I feel I should take a moment to explain that last clause. Fun is not usually seen as a business value. Very few companies value fun, and many more companies view fun as a negative. If the team is having fun, how can they be working? Work isn’t fun, goes the cliche, that’s why they call it work. But the thing is, coding is fun. Writing code, solving problems, seeing your software in the public domain, is fun. It kicks ass to see all your tests go green. Other people also enjoy what they do. And there isn’t anything wrong with that. If you like doing your job, if you enjoy it, you’re probably more productive then you are if you hate every minute of it.
Where a lot of managers that I’ve met fail to understand agile is right there. Agile is supposed to be fun. It’s supposed to be a group of people working together at a sustainable pace to create something that they can be proud of.
Agile is not XP, or Scrum, or anything other methodology. It isn’t stand-up meetings or automated testing or CI servers. It isn’t CD or CD2 or iteration management. Agile is a way of thinking. Now, don’t get me wrong. All of those other things are important. In an enterprise environment, you need automation. The daily stand-up serves a purpose. But if the daily stand-up doesn’t serve a purpose on your team, if the things that you are supposed to get from daily stand-up come from some other process that you’ve figured out, then dropping the stand-up does not make you “not agile”. Keeping a pointless meeting makes you not agile.
Maybe we should try to clarify what an agile project is, and how you can tell if you are on one. According to the agile manifesto, an agile project values:
Individuals and interactions over processes and tools
Working software over comprehensive documentation
Customer collaboration over contract negotiation
Responding to change over following a plan
As you’ll note, there’s no mention of Scrums, sprints, iterations, or pair-programming. Those are all processes. We value individuals and interactions above those processes.

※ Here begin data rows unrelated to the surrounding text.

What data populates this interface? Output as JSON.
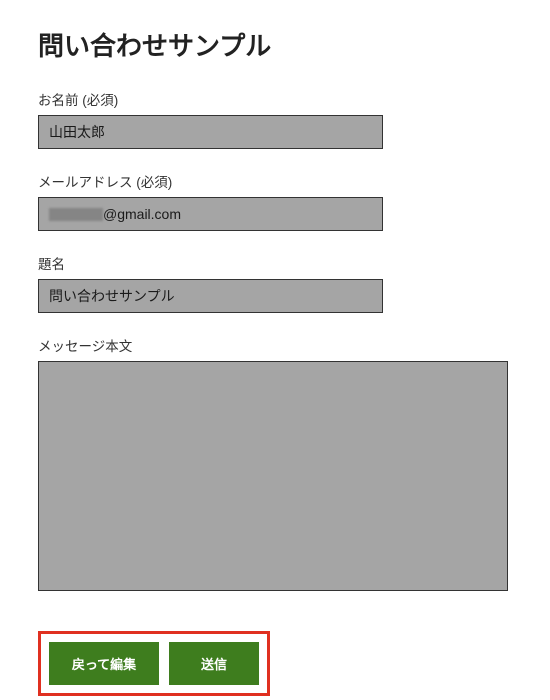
{
  "title": "問い合わせサンプル",
  "fields": {
    "name": {
      "label": "お名前 (必須)",
      "value": "山田太郎"
    },
    "email": {
      "label": "メールアドレス (必須)",
      "value_suffix": "@gmail.com"
    },
    "subject": {
      "label": "題名",
      "value": "問い合わせサンプル"
    },
    "message": {
      "label": "メッセージ本文",
      "value": ""
    }
  },
  "buttons": {
    "back": "戻って編集",
    "submit": "送信"
  }
}
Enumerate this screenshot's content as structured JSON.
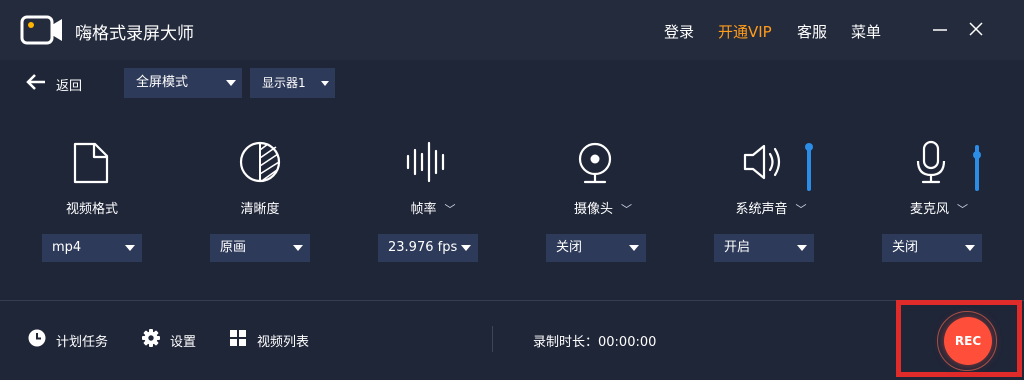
{
  "app": {
    "title": "嗨格式录屏大师"
  },
  "topnav": {
    "login": "登录",
    "vip": "开通VIP",
    "service": "客服",
    "menu": "菜单"
  },
  "colors": {
    "accent": "#2b8de6",
    "vip": "#ff9c1a",
    "rec": "#ff4f3b",
    "highlight_frame": "#e02b2b"
  },
  "toolbar": {
    "back_label": "返回",
    "mode_select": "全屏模式",
    "display_select": "显示器1"
  },
  "settings": [
    {
      "label": "视频格式",
      "icon": "file-icon",
      "value": "mp4",
      "has_chevron": false
    },
    {
      "label": "清晰度",
      "icon": "contrast-icon",
      "value": "原画",
      "has_chevron": false
    },
    {
      "label": "帧率",
      "icon": "waveform-icon",
      "value": "23.976 fps",
      "has_chevron": true
    },
    {
      "label": "摄像头",
      "icon": "webcam-icon",
      "value": "关闭",
      "has_chevron": true
    },
    {
      "label": "系统声音",
      "icon": "speaker-icon",
      "value": "开启",
      "has_chevron": true
    },
    {
      "label": "麦克风",
      "icon": "microphone-icon",
      "value": "关闭",
      "has_chevron": true
    }
  ],
  "footer": {
    "schedule": "计划任务",
    "settings": "设置",
    "video_list": "视频列表",
    "record_duration": "录制时长：00:00:00",
    "rec_button": "REC"
  }
}
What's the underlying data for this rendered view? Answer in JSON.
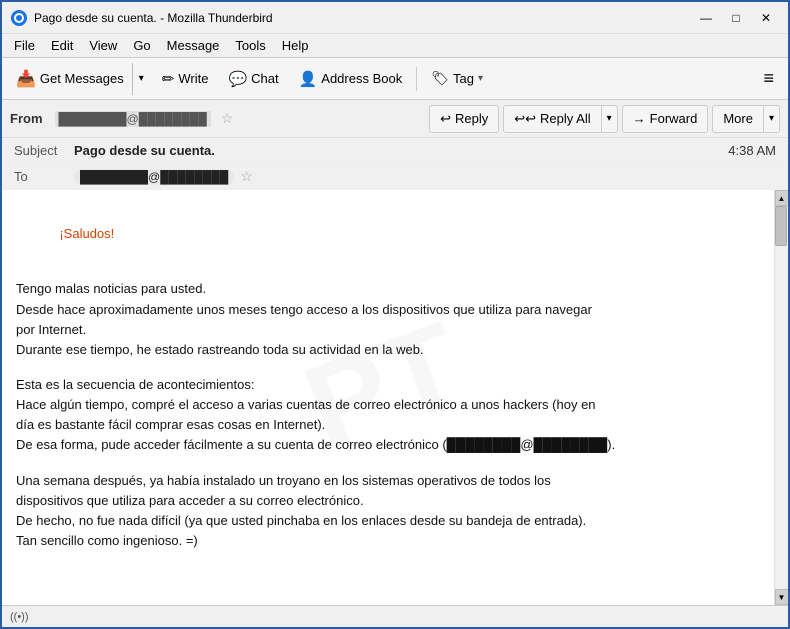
{
  "window": {
    "title": "Pago desde su cuenta. - Mozilla Thunderbird"
  },
  "titlebar": {
    "minimize_label": "—",
    "maximize_label": "□",
    "close_label": "✕"
  },
  "menubar": {
    "items": [
      {
        "label": "File"
      },
      {
        "label": "Edit"
      },
      {
        "label": "View"
      },
      {
        "label": "Go"
      },
      {
        "label": "Message"
      },
      {
        "label": "Tools"
      },
      {
        "label": "Help"
      }
    ]
  },
  "toolbar": {
    "get_messages_label": "Get Messages",
    "write_label": "Write",
    "chat_label": "Chat",
    "address_book_label": "Address Book",
    "tag_label": "Tag",
    "hamburger_label": "≡"
  },
  "action_bar": {
    "from_label": "From",
    "from_email": "████████@████████",
    "reply_label": "Reply",
    "reply_all_label": "Reply All",
    "forward_label": "Forward",
    "more_label": "More"
  },
  "email_meta": {
    "subject_label": "Subject",
    "subject_value": "Pago desde su cuenta.",
    "time": "4:38 AM",
    "to_label": "To",
    "to_email": "████████@████████"
  },
  "email_body": {
    "greeting": "¡Saludos!",
    "paragraph1": "Tengo malas noticias para usted.\nDesde hace aproximadamente unos meses tengo acceso a los dispositivos que utiliza para navegar\npor Internet.\nDurante ese tiempo, he estado rastreando toda su actividad en la web.",
    "paragraph2": "Esta es la secuencia de acontecimientos:\nHace algún tiempo, compré el acceso a varias cuentas de correo electrónico a unos hackers (hoy en\ndía es bastante fácil comprar esas cosas en Internet).\nDe esa forma, pude acceder fácilmente a su cuenta de correo electrónico (████████@████████).",
    "paragraph3": "Una semana después, ya había instalado un troyano en los sistemas operativos de todos los\ndispositivos que utiliza para acceder a su correo electrónico.\nDe hecho, no fue nada difícil (ya que usted pinchaba en los enlaces desde su bandeja de entrada).\nTan sencillo como ingenioso. =)"
  },
  "status_bar": {
    "wifi_label": "((•))"
  }
}
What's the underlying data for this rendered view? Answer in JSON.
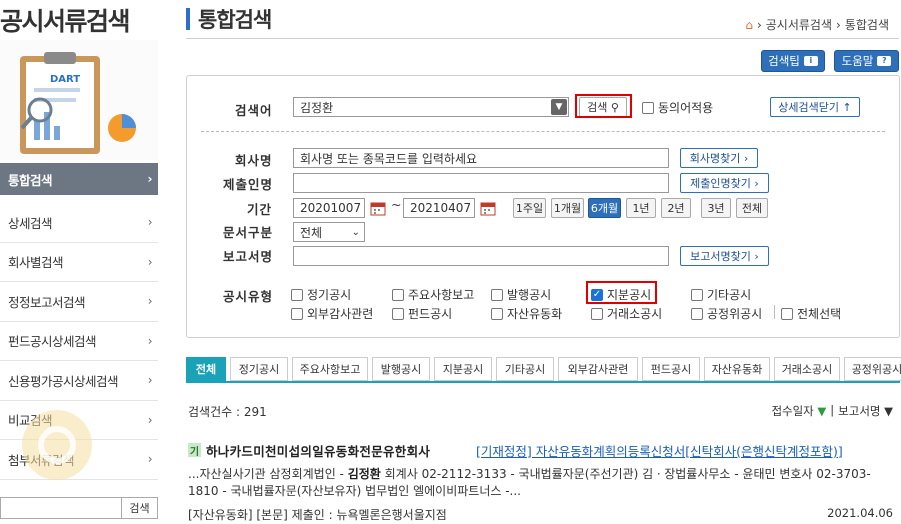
{
  "sidebar": {
    "title": "공시서류검색",
    "logo_text": "DART",
    "items": [
      {
        "label": "통합검색",
        "active": true
      },
      {
        "label": "상세검색"
      },
      {
        "label": "회사별검색"
      },
      {
        "label": "정정보고서검색"
      },
      {
        "label": "펀드공시상세검색"
      },
      {
        "label": "신용평가공시상세검색"
      },
      {
        "label": "비교검색"
      },
      {
        "label": "첨부서류검색"
      }
    ],
    "search_button": "검색"
  },
  "header": {
    "title": "통합검색",
    "breadcrumb": [
      "공시서류검색",
      "통합검색"
    ],
    "tip_button": "검색팁",
    "help_button": "도움말"
  },
  "form": {
    "keyword_label": "검색어",
    "keyword_value": "김정환",
    "search_button": "검색",
    "synonym_label": "동의어적용",
    "detail_toggle": "상세검색닫기",
    "company_label": "회사명",
    "company_placeholder": "회사명 또는 종목코드를 입력하세요",
    "company_find": "회사명찾기",
    "submitter_label": "제출인명",
    "submitter_value": "",
    "submitter_find": "제출인명찾기",
    "period_label": "기간",
    "date_from": "20201007",
    "date_sep": "~",
    "date_to": "20210407",
    "period_buttons": [
      "1주일",
      "1개월",
      "6개월",
      "1년",
      "2년",
      "3년",
      "전체"
    ],
    "period_selected": "6개월",
    "doc_type_label": "문서구분",
    "doc_type_value": "전체",
    "report_label": "보고서명",
    "report_value": "",
    "report_find": "보고서명찾기",
    "disclosure_label": "공시유형",
    "disclosure_types": [
      {
        "label": "정기공시",
        "checked": false
      },
      {
        "label": "주요사항보고",
        "checked": false
      },
      {
        "label": "발행공시",
        "checked": false
      },
      {
        "label": "지분공시",
        "checked": true
      },
      {
        "label": "기타공시",
        "checked": false
      },
      {
        "label": "외부감사관련",
        "checked": false
      },
      {
        "label": "펀드공시",
        "checked": false
      },
      {
        "label": "자산유동화",
        "checked": false
      },
      {
        "label": "거래소공시",
        "checked": false
      },
      {
        "label": "공정위공시",
        "checked": false
      },
      {
        "label": "전체선택",
        "checked": false
      }
    ]
  },
  "tabs": [
    "전체",
    "정기공시",
    "주요사항보고",
    "발행공시",
    "지분공시",
    "기타공시",
    "외부감사관련",
    "펀드공시",
    "자산유동화",
    "거래소공시",
    "공정위공시"
  ],
  "results": {
    "count_label": "검색건수 : 291",
    "sort_date": "접수일자",
    "sort_report": "보고서명",
    "sort_sep": "|",
    "item": {
      "badge": "기",
      "company": "하나카드미천미섭의일유동화전문유한회사",
      "title": "[기재정정] 자산유동화계획의등록신청서[신탁회사(은행신탁계정포함)]",
      "desc_pre": "...자산실사기관 삼정회계법인 - ",
      "desc_bold": "김정환",
      "desc_post": " 회계사 02-2112-3133 - 국내법률자문(주선기관) 김ㆍ장법률사무소 - 윤태민 변호사 02-3703-1810 - 국내법률자문(자산보유자) 법무법인 엘에이비파트너스 -...",
      "meta": "[자산유동화]  [본문]  제출인 : 뉴욕멜론은행서울지점",
      "date": "2021.04.06"
    }
  }
}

Of course, the agile principles do mention some specifics. For example, one of the principles is that “Business people and developers should work together daily throughout the project”. A standup meeting is just a way to accomplish that. Sustainable pace is an agile principle. Pair programming and test driven development facilitate that goal. Frequent delivery is a principle, a CI server supports that principle.
If you want to know whether you work in an agile environment, check out the principles. Check out the values and principles and see if your environment has those values and principles. If they do, chances are it’s a fun place to work.